INFO LE PARISIEN. Déjà sous enquête pour le dossier Octopus, Me Kamel Aissaoui, avocat de figures centrales de la DZ Mafia, fait face à des poursuites supplémentaires concernant un projet d'action violente supposément mené par le clan criminel marseillais.
Au mois précédent, il représentait Gabriel Ory et Amine Oualane et se préparait pour leur procès très médiatisé. Or, il se retrouve désormais en détention, cumulant les mises en examen. Selon nos informations, avocate au barreau de Lyon, Me Aissaoui, déjà soupçonné de corruption pour avoir facilité la communication de Gabriel Ory avec l'extérieur depuis la prison de Vendin-le-Vieil (Pas-de-Calais), a été de nouveau mis en examen le 17 mars, suite à la première.
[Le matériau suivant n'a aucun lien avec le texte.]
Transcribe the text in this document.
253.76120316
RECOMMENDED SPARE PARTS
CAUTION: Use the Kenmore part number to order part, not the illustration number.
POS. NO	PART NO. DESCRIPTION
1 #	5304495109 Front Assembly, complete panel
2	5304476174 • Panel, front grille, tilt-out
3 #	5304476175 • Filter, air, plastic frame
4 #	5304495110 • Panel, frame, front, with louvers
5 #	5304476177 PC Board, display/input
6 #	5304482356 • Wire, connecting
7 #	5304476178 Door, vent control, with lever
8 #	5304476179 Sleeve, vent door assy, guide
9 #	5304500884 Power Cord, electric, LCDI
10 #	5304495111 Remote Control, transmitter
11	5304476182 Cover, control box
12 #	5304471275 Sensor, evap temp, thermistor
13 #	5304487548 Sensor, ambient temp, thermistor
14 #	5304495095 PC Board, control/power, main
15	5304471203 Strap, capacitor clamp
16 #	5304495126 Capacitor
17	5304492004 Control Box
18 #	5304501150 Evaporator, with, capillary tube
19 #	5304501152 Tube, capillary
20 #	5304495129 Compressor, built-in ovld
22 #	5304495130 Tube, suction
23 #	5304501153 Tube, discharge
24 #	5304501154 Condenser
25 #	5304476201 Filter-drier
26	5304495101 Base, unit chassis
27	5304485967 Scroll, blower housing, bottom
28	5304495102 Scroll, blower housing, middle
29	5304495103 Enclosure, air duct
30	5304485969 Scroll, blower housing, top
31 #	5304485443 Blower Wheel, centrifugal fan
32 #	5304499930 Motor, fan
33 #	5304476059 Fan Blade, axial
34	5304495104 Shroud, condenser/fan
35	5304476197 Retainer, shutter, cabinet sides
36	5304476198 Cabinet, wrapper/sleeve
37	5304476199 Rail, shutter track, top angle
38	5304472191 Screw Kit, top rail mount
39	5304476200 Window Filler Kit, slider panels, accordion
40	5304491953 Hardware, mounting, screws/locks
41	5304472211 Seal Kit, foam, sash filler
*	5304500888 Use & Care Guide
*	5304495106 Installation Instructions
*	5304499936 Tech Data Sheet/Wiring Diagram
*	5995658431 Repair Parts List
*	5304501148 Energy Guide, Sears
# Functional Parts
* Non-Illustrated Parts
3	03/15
Un projet d'action violente en préparation
Le 9 mars, alors que les gendarmes lançaient 42 interpellations dans le cadre de l'opération Octopus, les enquêteurs de la Brigade de répression du banditisme (BRB) et de la BRI de Marseille agissaient également. Quatre individus, suspects d'organiser une évasion d'un cadre de la DZ Mafia, ont été arrêtés.
Laurent Nuñez, ministre de l'Intérieur, a indiqué que les préparatifs de ces hommes laissaient entrevoir « un projet d'action violente ». Les enquêteurs ont trouvé des éléments troublants : équipements de police, talkies-walkies, matériels d'évasion et même un appartement suspectement loué.
Kamel Aissaoui est aussitôt apparu sur les radars des enquêteurs, soupçonné de complicité dans ces manigances via la ligne téléphonique qu’il avait illégalement ouverte pour Gabriel Ory. En plus des premières accusations, il a récemment été mis en examen pour « participation à une association de malfaiteurs » et « préparation d'un crime en bande organisée ». Cette situation soulève des questions sur l'implication et l'influence des réseaux criminels.
Un homme sympathique, mais aux prises avec des tensions
Début mars, le rôle de Me Aissaoui dans ces enquêtes a intensifié les tensions entre les forces policières et gendarmerie marseillaise. Craignant une action imminente, la BRB avait agi rapidement pour intercepter cet avocat devant le démarrage de l'opération Octopus. Les magistrats ont finalement choisi de le laisser aux gendarmes, qui avaient un grand nombre de questions à lui poser.
Cette enquête a culminé le 12 mars avec la mise en examen de 26 personnes, incluant Me Aissaoui. Ce dernier aurait fourni des moyens de communication aux membres de la DZ Mafia, ce que le procureur Nicolas Bessone a décrit comme une aide facilitant des activités illégales, même alors qu'il était incarcéré.
Avocat décrit par ses pairs comme « un homme sympathique », Kamel Aissaoui est perçu comme n’ayant pas été préparé aux spécificités de la criminalité organisée. Ce contraste soulève des interrogations : pourquoi a-t-il, comme le craignent les enquêteurs, dépassé certaines limites ? Selon des sources proches de l'affaire, des difficultés financières et personnelles auraient joué un rôle, rendant ce pénaliste vulnérable aux pressions exercées par des criminels aguerris.